Metabolome – pathways

We also conducted a comparative interspecific stage-wise analysis of metabolic pathways (Fig. 10). In the first developmental stage (S1), we identified 39 differentially regulated metabolites. Among the top 20 pathways these metabolites were associated with, several of them were associated with amino acids, but total numbers of metabolites per pathway were relatively small (1–2), and P-values did not suggest a high level of significance (Fig. 10 - panel 1). Notably vitamin B6 metabolism (m) and microbial m in diverse environments both exhibited comparatively high P-values, enrichment factor (EF) of 1.0, and 2 identified metabolites. In the S2, we identified 58 differentially regulated metabolites, associated with only four pathways: tryptophan m, phenylpropanoid biosynthesis (b), b of phenylpropanoids (these are two different pathways in the KEGG database), and phenylalanine, tyrosine and tryptophan b (all EF = 1.0, 2–3 metabolites, and p < 0.5; Fig. 10 - panel 2). In the S3, we identified 59 differentially regulated metabolites, associated with 19 pathways, most all with the EF 1.0, but relatively non-significant P-values (>0.5; Fig. 10 - panel 3).
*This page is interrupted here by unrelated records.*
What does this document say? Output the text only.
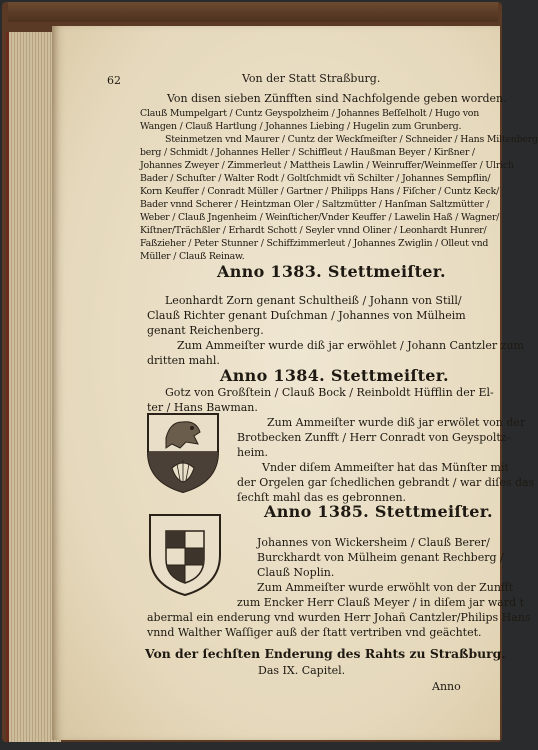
62	Von der Statt Straßburg.
Von disen sieben Zünfften sind Nachfolgende geben worden.
Clauß Mumpelgart / Cuntz Geyspolzheim / Johannes Beſſelholt / Hugo von
Wangen / Clauß Hartlung / Johannes Liebing / Hugelin zum Grunberg.
Steinmetzen vnd Maurer / Cuntz der Weckſmeiſter / Schneider / Hans Miltenberg
berg / Schmidt / Johannes Heller / Schiffleut / Haußman Beyer / Kirßner /
Johannes Zweyer / Zimmerleut / Mattheis Lawlin / Weinruffer/Weinmeſſer / Ulrich
Bader / Schuſter / Walter Rodt / Goltſchmidt vñ Schilter / Johannes Sempflin/
Korn Keuffer / Conradt Müller / Gartner / Philipps Hans / Fiſcher / Cuntz Keck/
Bader vnnd Scherer / Heintzman Oler / Saltzmütter / Hanſman Saltzmütter /
Weber / Clauß Jngenheim / Weinſticher/Vnder Keuffer / Lawelin Haß / Wagner/
Kiſtner/Trächßler / Erhardt Schott / Seyler vnnd Oliner / Leonhardt Hunrer/
Faßzieher / Peter Stunner / Schiffzimmerleut / Johannes Zwiglin / Olleut vnd
Müller / Clauß Reinaw.
Anno 1383. Stettmeiſter.
Leonhardt Zorn genant Schultheiß / Johann von Still/
Clauß Richter genant Duſchman / Johannes von Mülheim
genant Reichenberg.
Zum Ammeiſter wurde diß jar erwöhlet / Johann Cantzler zum
dritten mahl.
Anno 1384. Stettmeiſter.
Gotz von Großſtein / Clauß Bock / Reinboldt Hüfflin der El-
ter / Hans Bawman.
Zum Ammeiſter wurde diß jar erwölet von der
Brotbecken Zunfft / Herr Conradt von Geyspoltz-
heim.
Vnder diſem Ammeiſter hat das Münſter mit
der Orgelen gar ſchedlichen gebrandt / war diſes das
ſechſt mahl das es gebronnen.
Anno 1385. Stettmeiſter.
Johannes von Wickersheim / Clauß Berer/
Burckhardt von Mülheim genant Rechberg /
Clauß Noplin.
Zum Ammeiſter wurde erwöhlt von der Zunfft
zum Encker Herr Clauß Meyer / in diſem jar ward t
abermal ein enderung vnd wurden Herr Johañ Cantzler/Philips Hans
vnnd Walther Waſſiger auß der ſtatt vertriben vnd geächtet.
Von der ſechſten Enderung des Rahts zu Straßburg.
Das IX. Capitel.
Anno
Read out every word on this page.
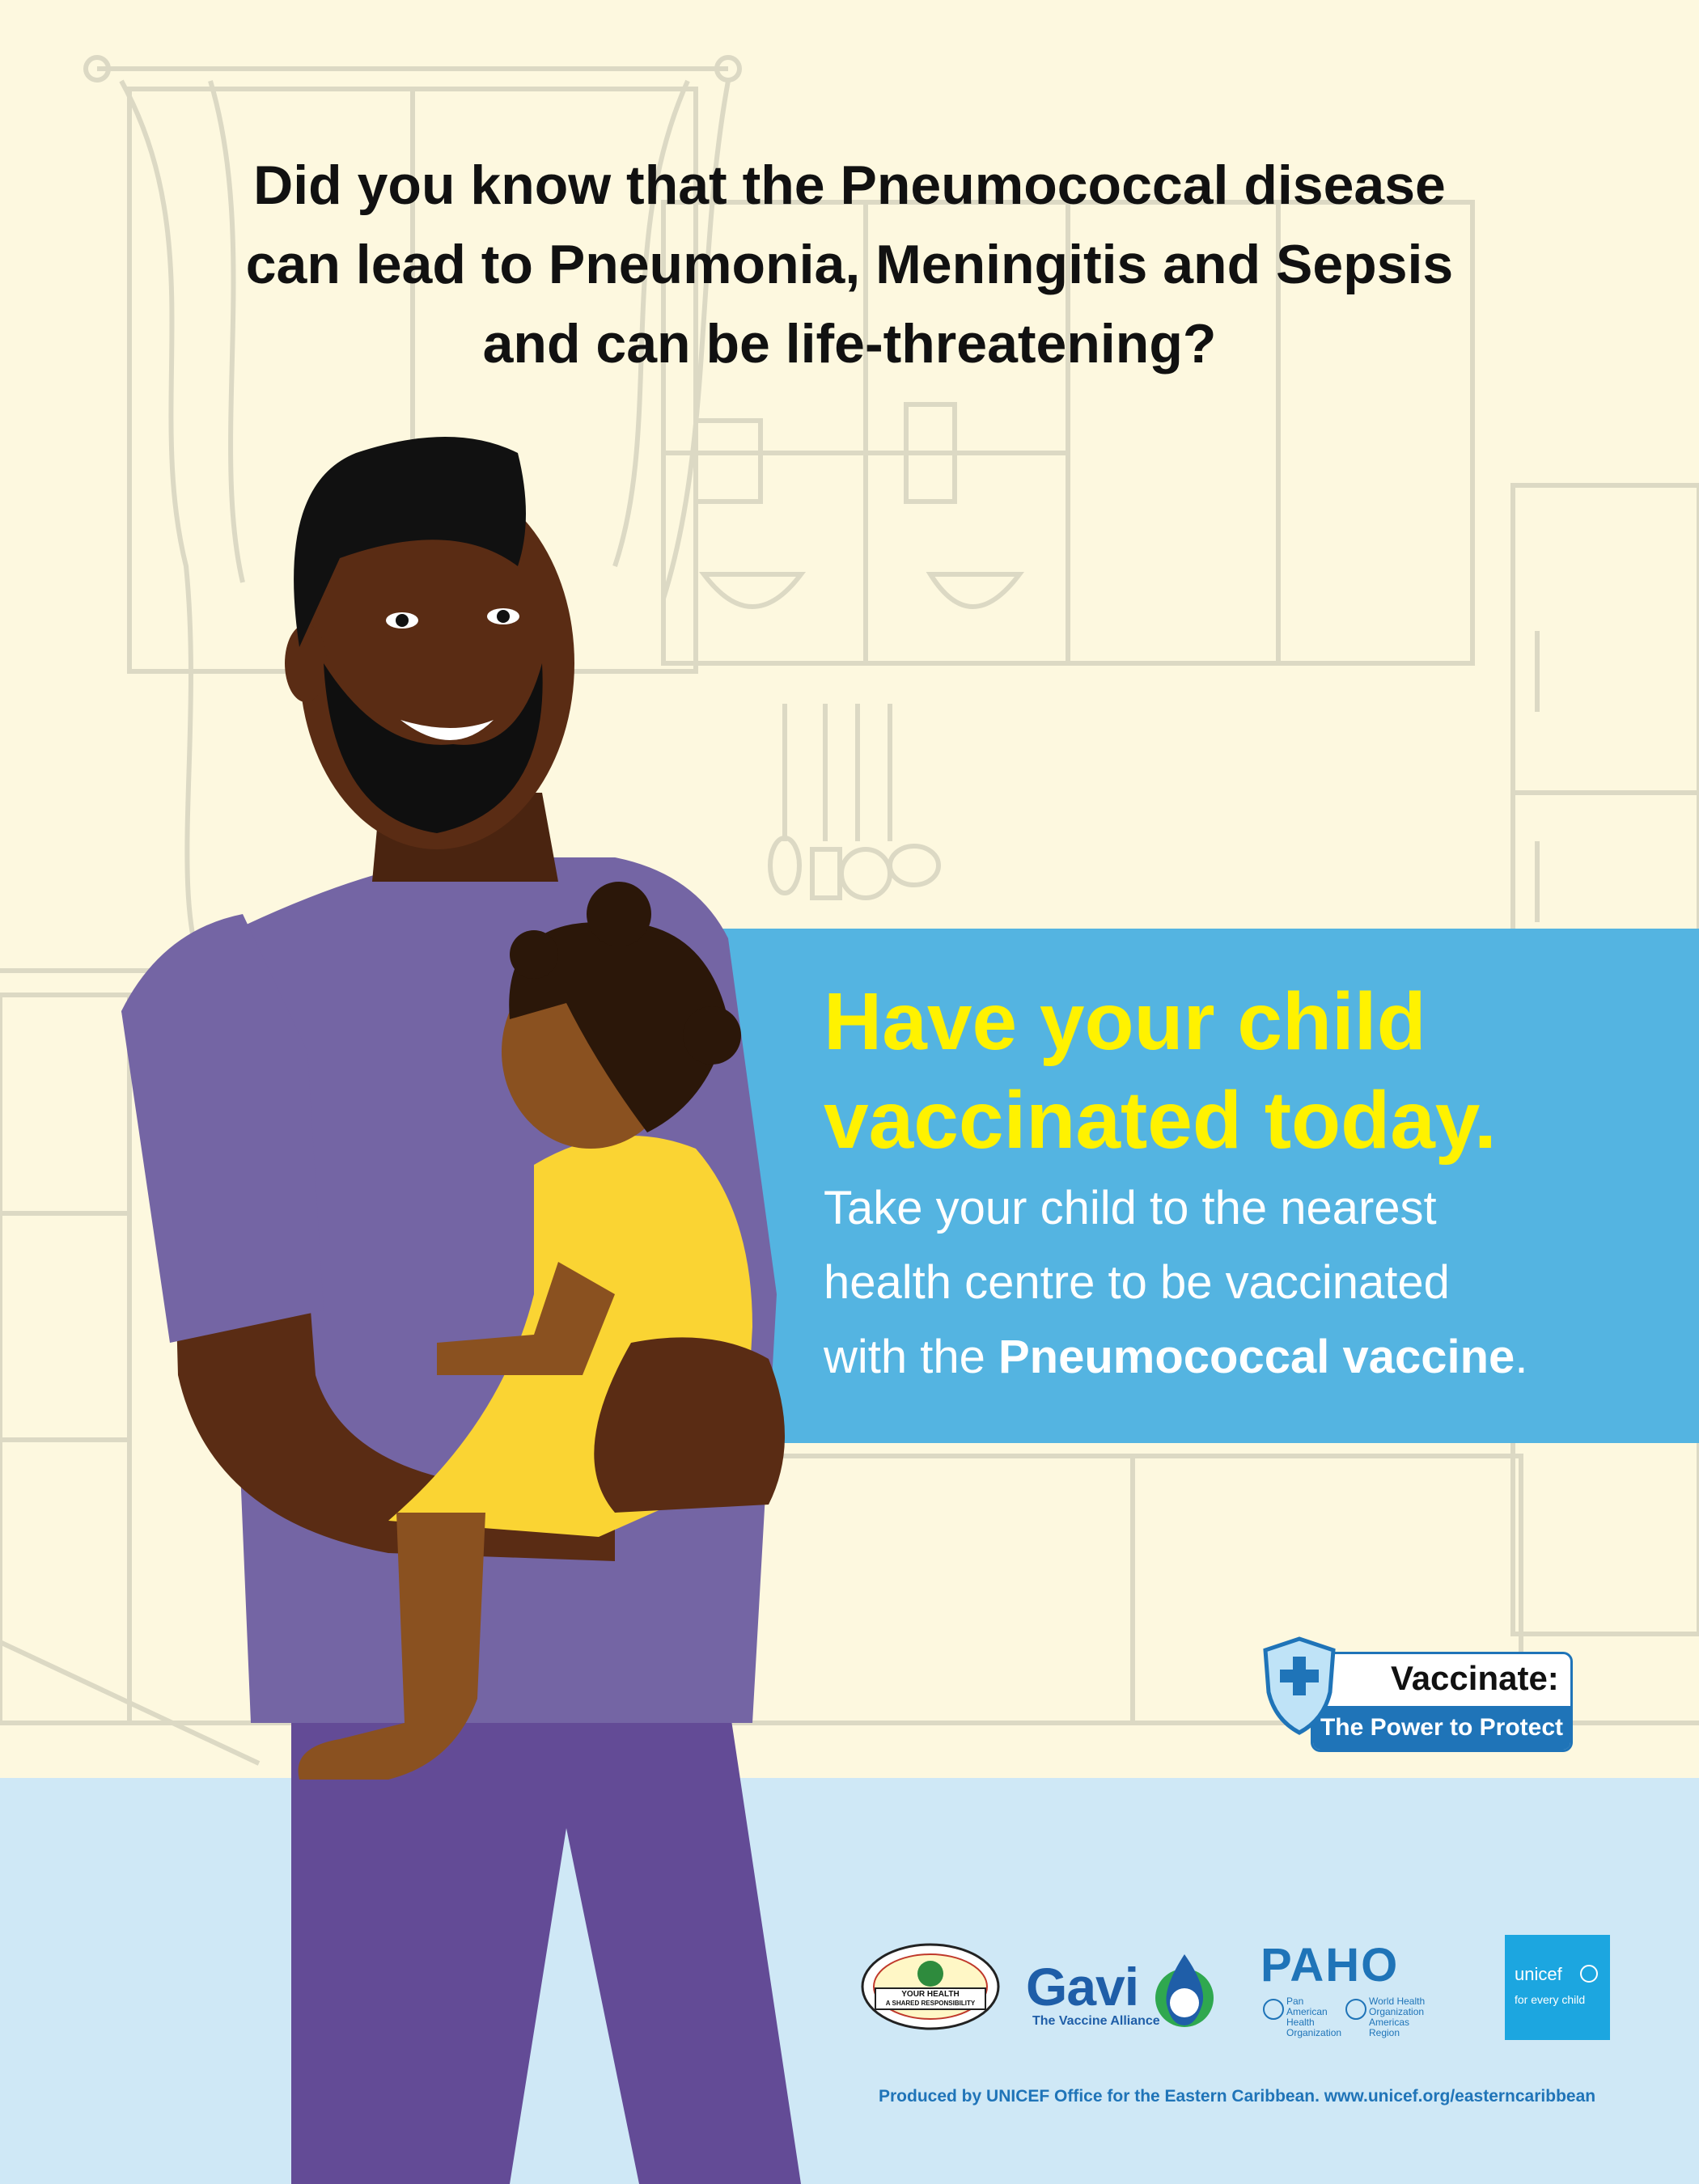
Did you know that the Pneumococcal disease
can lead to Pneumonia, Meningitis and Sepsis
and can be life-threatening?
Have your child
vaccinated today.
Take your child to the nearest
health centre to be vaccinated
with the Pneumococcal vaccine.
Vaccinate:
The Power to Protect
YOUR HEALTH
A SHARED RESPONSIBILITY Gavi
The Vaccine Alliance
PAHO
Pan American Health Organization
World Health Organization Americas Region
unicef
for every child
Produced by UNICEF Office for the Eastern Caribbean. www.unicef.org/easterncaribbean
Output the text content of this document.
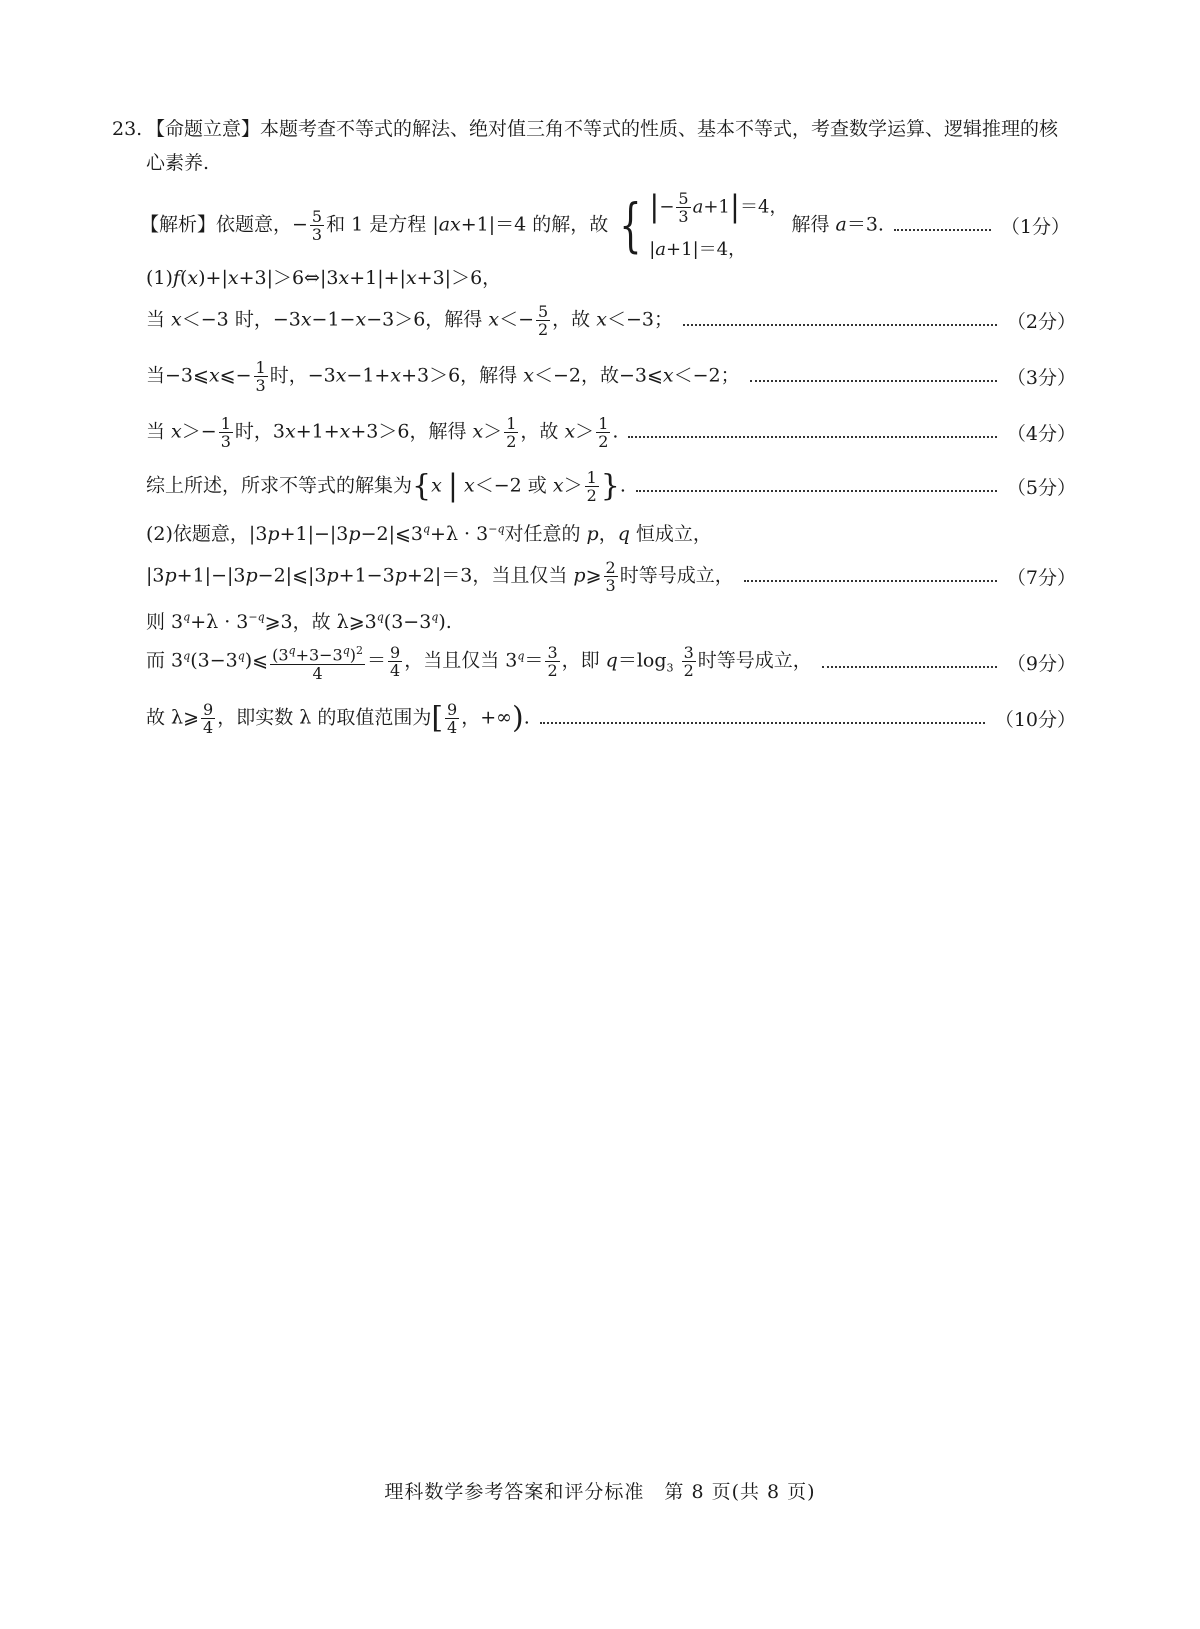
23. 【命题立意】本题考查不等式的解法、绝对值三角不等式的性质、基本不等式，考查数学运算、逻辑推理的核心素养.
【解析】依题意，− $\frac{5}{3}$ 和 1 是方程 |ax+1|＝4 的解，故 { |− $\frac{5}{3} a+1|=4$，
|a+1|＝4，
解得 a＝3.	（1分）
(1)f(x)+|x+3|＞6⇔|3x+1|+|x+3|＞6，
当 x＜−3 时，−3x−1−x−3＞6，解得 $x<- \frac{5}{2}$ ，故 x＜−3；	（2分）
当−3⩽x⩽− $\frac{1}{3}$ 时，−3x−1+x+3＞6，解得 x＜−2，故−3⩽x＜−2；	（3分）
当 $x>- \frac{1}{3}$ 时，3x+1+x+3＞6，解得 $x> \frac{1}{2}$ ，故 $x> \frac{1}{2}$ .	（4分）
综上所述，所求不等式的解集为{x | x＜−2 或 $x> \frac{1}{2}$ }.	（5分）
(2)依题意，$|3p+1|-|3p-2|⩽3^q+\lambda \cdot 3^{-q}$对任意的 p，q 恒成立，
|3p+1|−|3p−2|⩽|3p+1−3p+2|＝3，当且仅当 p⩾ $\frac{2}{3}$ 时等号成立，	（7分）
则 $3^q+\lambda$ · $3^{-q}⩾3$，故 $\lambda⩾3^q(3-3^q)$.
而 $3^q(3-3^q)⩽ \frac{(3^q+3-3^q)^2}{4} = \frac{9}{4}$ ，当且仅当 $3^q= \frac{3}{2}$ ，即 $q=\log_3 \frac{3}{2}$ 时等号成立，	（9分）
故 λ⩾ $\frac{9}{4}$ ，即实数 λ 的取值范围为[ $\frac{9}{4}$ ，+∞).	（10分）
理科数学参考答案和评分标准　第 8 页(共 8 页)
Pathways with relatively high number of metabolites (n = 5) were: protein digestion and absorption, b of plant secondary metabolites, b of antibiotics, and b of amino acids. In the S4, we identified 58 differentially regulated metabolites, associated with a large number of pathways, mostly with the EF 1.0, and comparatively high significance values (mostly P > 0.5; Fig. 10 - panel 4). Pathways with relatively high number of metabolites (n ≥ 3) were: phenylpropanoid b, phenylalanine, tyrosine and tryptophan b, glucosinate b, b of alkaloids derived from shikimate pathway, and 2-oxocarboxylic m. In the ripe fruit (S5), we identified 39 differentially regulated metabolites, associated with a large number of pathways, but mostly with low P-values and only 1 metabolite per pathway (Fig. 10 - panel 5). Pathways with more than 1 metabolite were: protein digestion and absorption, phenylpropanoid b, mineral absorption, central carbon m in cancer, b of secondary metabolites, b of phenylpropanoids, and aminoacy tRNA b. The principal component analysis (PCA) of all data (2 species × 5 stages × 5 biological replicates) revealed high similarity among biological replicates (clustering), and corroborated notable variability between different fruit ripening stages for both species (Fig. 10 – panel 6).

Figure 10
figure 10

Comparative analysis of KEGG metabolic pathway enrichment. The top 15 pathways enriched in L. ruthenicum in comparison to L. barbarum are shown on the left (red), and the ones enriched in L. barbarum in comparison to L. ruthenicum on the right (green). Developmental stages (1–5) are indicated in the figure. q-value is an FDR-adjusted p-value.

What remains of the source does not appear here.